6.  How are security efforts and personnel supervised? Supervision takes many forms but when a violent crime occurs, the primary questions will be: Was there adequate supervision of the people and processes that could have reduced the risk of occurrence? If the guard at the gate is supposed to log all vehicles entering, who reviews those logs to ensure it is being done? In other words, the final allegation will be you knew or should have known if the (fill in the blank) was being conducted properly.

7. Staffing is a crucial element of an inadequate security case. The adequacy of staffing goes beyond security personnel to include, in some cases, the number of employees on site. An example would be a 24-hour convenience store, staffed by a lone female at 2 a.m.

Security officer staffing is a tricky prospect for both the corporation and the vendor. There is no standard that guides adequate coverage, such as the urban legend of one officer per 50 people. There is a huge difference between 300 MMA fans at a sports bar versus 300 guests at a charitable dinner. It is location-, size- and environment-specific. The lack of budgeted funds for adequate security is never a reasonable argument. Create a plan. Put it in writing.

8. Use of Force Policies come to bear in both negligence and inadequate security cases. These policies must be clearly written, and all personnel must be trained to the policy. That said, the use of force covers a very wide gamut. If you have a purse/briefcase/backpack inspection policy, what course of action is taken if an inspection is refused? If you are a retailer, what is your written policy regarding reasonable force to detain and regarding foot pursuit of a fleeing shoplifter? If anyone within your company carries a weapon, what certifications must be maintained? What instruction or training is provided? How was the person interviewed before the hiring decision?
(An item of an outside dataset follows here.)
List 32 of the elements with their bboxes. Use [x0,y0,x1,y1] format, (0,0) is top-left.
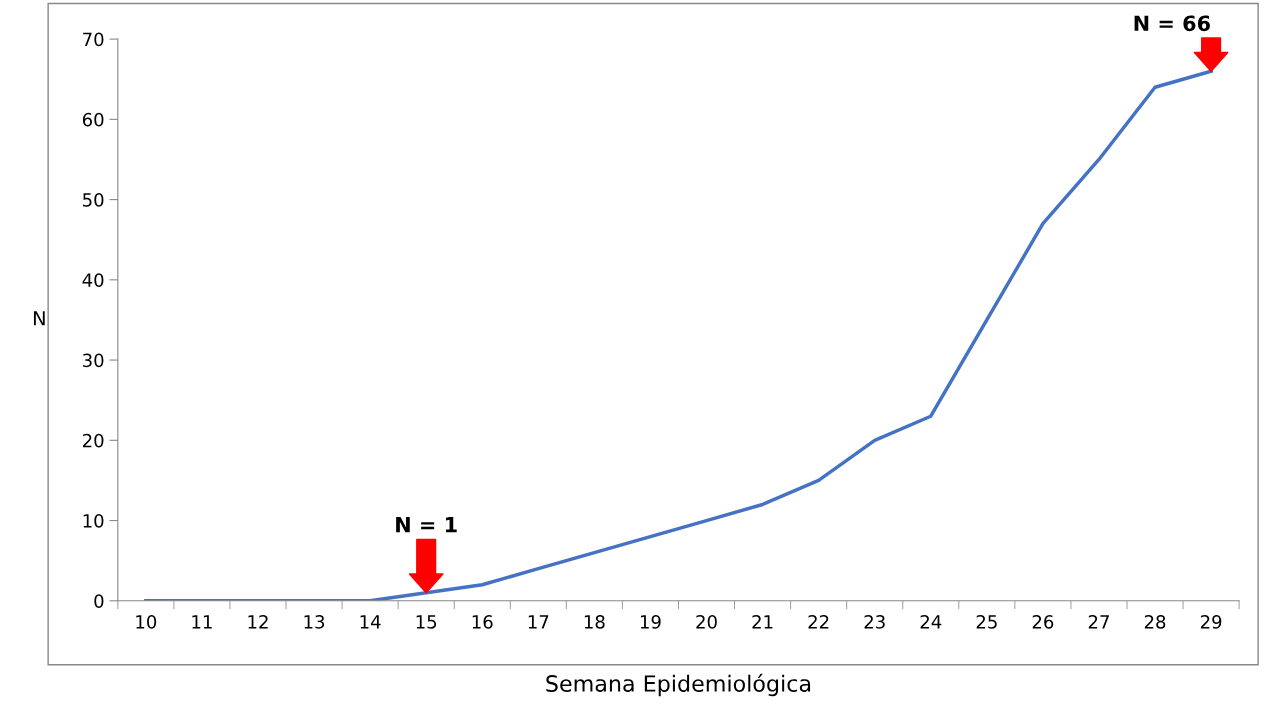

If you manage a nightclub, your bouncers, aka “ushers/doormen/courtesy officers,” are your security staff. They should receive training on policy and procedure. The actual use of force in nightclubs often results in serious injury to patrons. The manner in which the ushers are allowed to address issues becomes the standard for the club itself.

 

In Conclusion

A plaintiff’s attorney wants to anger the jury about things that could have/should have been in place prior to the incident in question. The jury does not care if you were using cutting edge security video technology. They do care that the DVR was not working. They don’t care that you are using security personnel with only a high school education.  They do care that they were never trained and were poorly supervised. One thing a jury clearly cares about and will punish the defendant for is having knowledge before the fact and failing to make any attempt to make changes. These are areas a common juror can identify with.
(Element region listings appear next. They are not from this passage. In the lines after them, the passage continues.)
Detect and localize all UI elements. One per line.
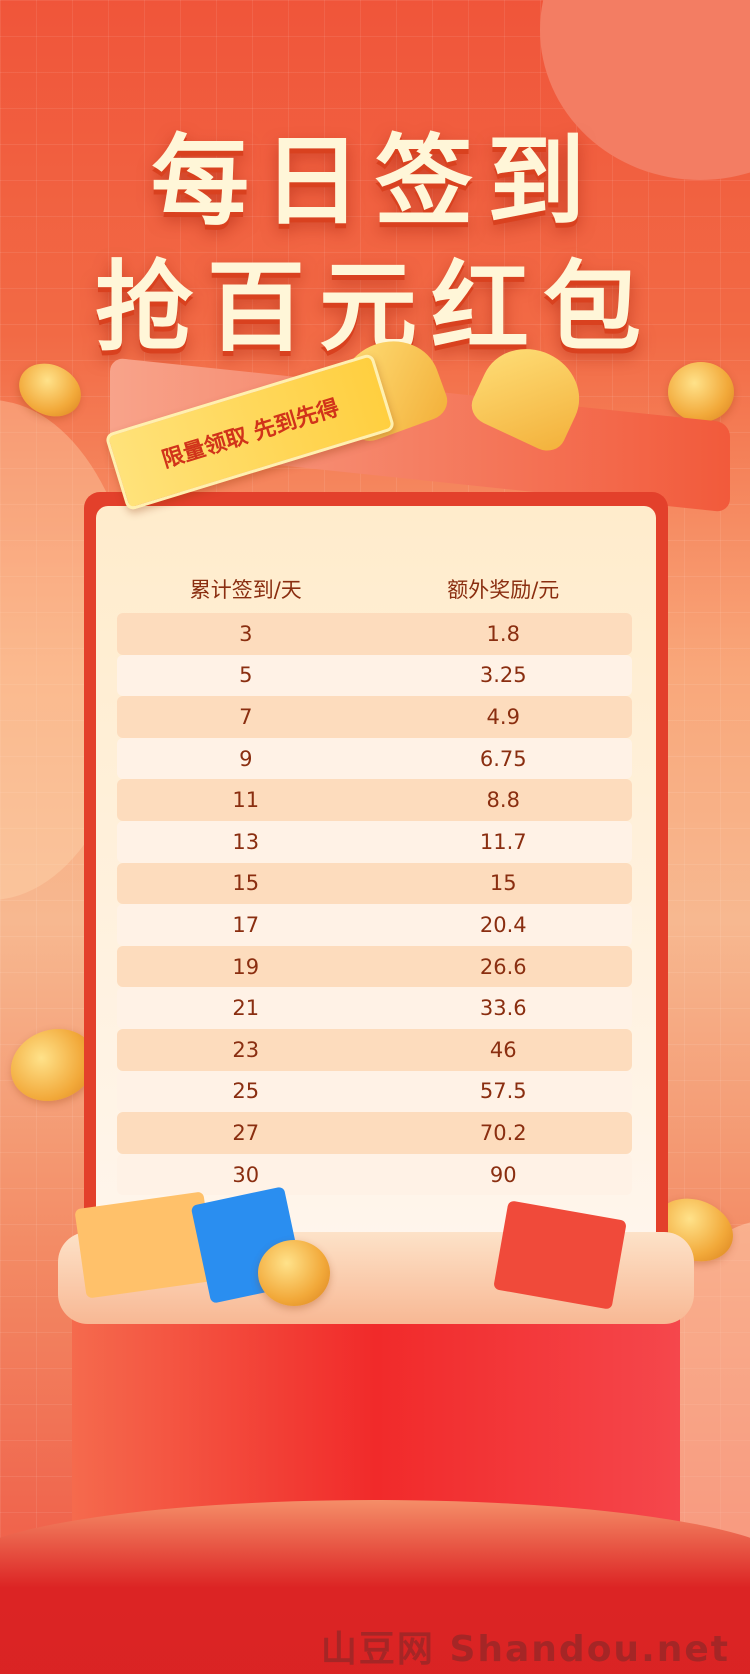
- cell-days: 17: [232, 912, 260, 937]
- cell-days: 21: [232, 996, 260, 1021]
- title-line-2: 抢百元红包: [94, 251, 655, 365]
- cell-reward: 70.2: [479, 1120, 527, 1145]
- cell-days: 11: [232, 788, 260, 813]
- cell-reward: 46: [489, 1037, 517, 1062]
- cell-days: 15: [232, 871, 260, 896]
- ground-wave: [0, 1500, 750, 1674]
- header-days: 累计签到/天: [189, 578, 302, 602]
- cell-reward: 11.7: [479, 829, 527, 854]
- cell-days: 27: [232, 1120, 260, 1145]
- table-row: 27 70.2: [117, 1112, 632, 1154]
- cell-days: 5: [239, 663, 253, 688]
- table-row: 25 57.5: [117, 1070, 632, 1113]
- cell-reward: 3.25: [479, 663, 527, 688]
- table-row: 3 1.8: [117, 613, 632, 655]
- cell-reward: 1.8: [486, 621, 520, 646]
- table-row: 13 11.7: [117, 820, 632, 863]
- table-row: 7 4.9: [117, 696, 632, 738]
- table-row: 30 90: [117, 1153, 632, 1196]
- cell-days: 13: [232, 829, 260, 854]
- table-row: 21 33.6: [117, 987, 632, 1029]
- cell-days: 25: [232, 1079, 260, 1104]
- coin-icon: [668, 362, 734, 422]
- cell-days: 3: [239, 621, 253, 646]
- table-row: 23 46: [117, 1028, 632, 1071]
- table-row: 19 26.6: [117, 945, 632, 988]
- table-header: 累计签到/天 额外奖励/元: [117, 574, 632, 604]
- title-line-1: 每日签到: [150, 125, 599, 239]
- cell-reward: 20.4: [479, 912, 527, 937]
- table-row: 17 20.4: [117, 904, 632, 946]
- header-reward: 额外奖励/元: [447, 578, 560, 602]
- cell-reward: 90: [489, 1162, 517, 1187]
- cell-days: 7: [239, 704, 253, 729]
- cell-reward: 4.9: [486, 704, 520, 729]
- table-row: 5 3.25: [117, 654, 632, 697]
- cell-reward: 8.8: [486, 788, 520, 813]
- cell-reward: 6.75: [479, 746, 527, 771]
- cell-reward: 26.6: [479, 954, 527, 979]
- coin-icon: [258, 1240, 330, 1306]
- table-row: 11 8.8: [117, 779, 632, 821]
- cell-days: 19: [232, 954, 260, 979]
- table-row: 9 6.75: [117, 737, 632, 780]
- cell-days: 9: [239, 746, 253, 771]
- reward-table: 3 1.8 5 3.25 7 4.9 9 6.75 11 8.8 13 11.7 15 15 17 20.4 1…: [117, 613, 632, 1196]
- cell-reward: 33.6: [479, 996, 527, 1021]
- cell-days: 23: [232, 1037, 260, 1062]
- watermark: 山豆网 Shandou.net: [320, 1629, 730, 1670]
- table-row: 15 15: [117, 862, 632, 905]
- cell-reward: 15: [489, 871, 517, 896]
- cell-days: 30: [232, 1162, 260, 1187]
- cell-reward: 57.5: [479, 1079, 527, 1104]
In short, if your company has a security plan, all of the components are expected to be overseen, audited and corrected as needs dictate. Additionally, a security department cannot supervise all potential aspects of that plan.  Maintenance is a good example.  The manager then becomes an educator to those not directly involved in the department itself to stress the importance their role with overall life safety.  The function of security management is always greater than the direct responsibility of the security department.  

 

The above was provided as educational material and should not be construed as legal advice.

 

About the Author: Patrick Murphy is the founder and president of LPT Security Consulting.  He has more than 35 years of experience in law enforcement, security management and security consulting. He has been a security expert witness for more than 12 years and has been retained in jurisdictions across the U.S., including Puerto Rico and the Virgin Islands. He is an author and frequent contributor to news and media outlets. LPT Security Consulting is based in Houston, Texas.